废话不多说,直接加载我们的数据集看一下。Click:为某地方一年的温度
features = pd.read_csv('temps.csv')
print(features.head())#显示读取的文件的前面几行,默认是前五行
print('数据维度:', features.shape)
输出结果:
362行,小型数据集,可以在CPU或者GPU版本都可以运行
数据表中
year,moth,day,week分别表示的具体的时间
temp_2:前天的最高温度值
temp_1:昨天的最高温度值
average:在历史中,每年这一天的平均最高温度值
actual:这就是我们的标签值了,当天的真实最高温度
random:这一列是凑热闹的,随机猜测的值
year month day week temp_2 temp_1 average actual random
0 2019 1 1 Fri 5.0 5.3 5.6 5 -15
1 2019 1 2 Sat 4.4 5.2 5.7 4 -16
2 2019 1 3 Sun 5.0 4.0 5.8 1 -15
3 2019 1 4 Mon 4.0 1.0 5.9 0 -16
4 2019 1 5 Tues 1.0 0.0 6.0 4 -19
数据维度: (362, 9)
# 分别得到年,月,日
years = features['year']
months = features['month']
days = features['day']
# datetime格式
dates = [str(int(year)) + '-' + str(int(month)) + '-' + str(int(day)) for year, month, day in zip(years, months, days)]
#print(dates)
dates = [datetime.datetime.strptime(date, '%Y-%m-%d') for date in dates]
print(dates)
输出结果:
[datetime.datetime(2019, 1, 1, 0, 0), datetime.datetime(2019, 1, 2, 0, 0), datetime.datetime(2019, 1, 3, 0, 0), datetime.datetime(2019, 1, 4, 0, 0), datetime.datetime(2019, 1, 5, 0, 0), datetime.datetime(2019, 1, 6, 0, 0), dat...省略了
# 准备画图
# 指定默认风格
plt.style.use('fivethirtyeight')
# 设置布局
fig, ((ax1, ax2), (ax3, ax4)) = plt.subplots(nrows=2, ncols=2, figsize = (10,10))

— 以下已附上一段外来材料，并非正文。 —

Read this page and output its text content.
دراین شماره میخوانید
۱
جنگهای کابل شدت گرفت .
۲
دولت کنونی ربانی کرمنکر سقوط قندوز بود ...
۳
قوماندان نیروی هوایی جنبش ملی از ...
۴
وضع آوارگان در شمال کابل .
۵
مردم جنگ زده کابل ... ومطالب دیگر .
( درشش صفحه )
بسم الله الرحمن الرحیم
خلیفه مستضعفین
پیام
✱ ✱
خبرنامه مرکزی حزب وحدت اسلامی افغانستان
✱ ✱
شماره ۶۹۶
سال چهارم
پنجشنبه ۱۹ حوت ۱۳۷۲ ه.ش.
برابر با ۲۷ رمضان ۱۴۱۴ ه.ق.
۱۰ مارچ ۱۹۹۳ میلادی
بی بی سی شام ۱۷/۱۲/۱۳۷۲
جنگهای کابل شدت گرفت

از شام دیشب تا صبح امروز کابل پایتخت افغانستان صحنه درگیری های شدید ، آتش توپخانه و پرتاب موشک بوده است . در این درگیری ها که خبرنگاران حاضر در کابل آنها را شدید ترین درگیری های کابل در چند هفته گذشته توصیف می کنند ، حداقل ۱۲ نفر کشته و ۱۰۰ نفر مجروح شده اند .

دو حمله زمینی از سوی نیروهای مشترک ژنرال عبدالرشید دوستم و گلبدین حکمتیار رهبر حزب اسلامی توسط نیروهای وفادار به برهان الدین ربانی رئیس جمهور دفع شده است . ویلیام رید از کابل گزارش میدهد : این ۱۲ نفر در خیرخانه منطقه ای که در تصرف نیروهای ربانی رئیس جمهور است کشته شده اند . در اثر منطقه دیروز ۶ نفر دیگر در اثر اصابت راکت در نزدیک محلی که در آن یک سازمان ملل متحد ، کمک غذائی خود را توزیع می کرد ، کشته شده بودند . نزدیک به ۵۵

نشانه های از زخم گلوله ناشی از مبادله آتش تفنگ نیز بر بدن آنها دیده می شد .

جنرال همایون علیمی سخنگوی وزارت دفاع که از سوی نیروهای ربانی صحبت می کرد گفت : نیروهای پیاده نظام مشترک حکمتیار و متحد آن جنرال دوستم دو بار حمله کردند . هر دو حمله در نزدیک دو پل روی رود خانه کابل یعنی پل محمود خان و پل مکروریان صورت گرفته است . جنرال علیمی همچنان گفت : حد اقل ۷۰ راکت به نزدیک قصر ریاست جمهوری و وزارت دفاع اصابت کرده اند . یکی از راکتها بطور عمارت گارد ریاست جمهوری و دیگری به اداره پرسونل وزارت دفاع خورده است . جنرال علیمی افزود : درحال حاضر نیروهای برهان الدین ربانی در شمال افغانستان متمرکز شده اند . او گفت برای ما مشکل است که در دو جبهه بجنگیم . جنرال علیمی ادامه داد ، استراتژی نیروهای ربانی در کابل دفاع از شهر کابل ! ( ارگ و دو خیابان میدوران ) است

fig.autofmt_xdate(rotation = 45)#设置x坐标的标志为四十五度
# 标签值
ax1.plot(dates, features['actual'])
ax1.set_xlabel(''); ax1.set_ylabel('Temperature'); ax1.set_title('True Temp')
# 昨天
ax2.plot(dates, features['temp_1'])
ax2.set_xlabel(''); ax2.set_ylabel('Temperature'); ax2.set_title('Yesterday Temp')
# 前天
ax3.plot(dates, features['temp_2'])
ax3.set_xlabel('Date'); ax3.set_ylabel('Temperature'); ax3.set_title('Yesterday of Yesterday Temp')
# 一个随机预测的温度
ax4.plot(dates, features['random'])
ax4.set_xlabel('Date'); ax4.set_ylabel('Temperature'); ax4.set_title('A random Temp')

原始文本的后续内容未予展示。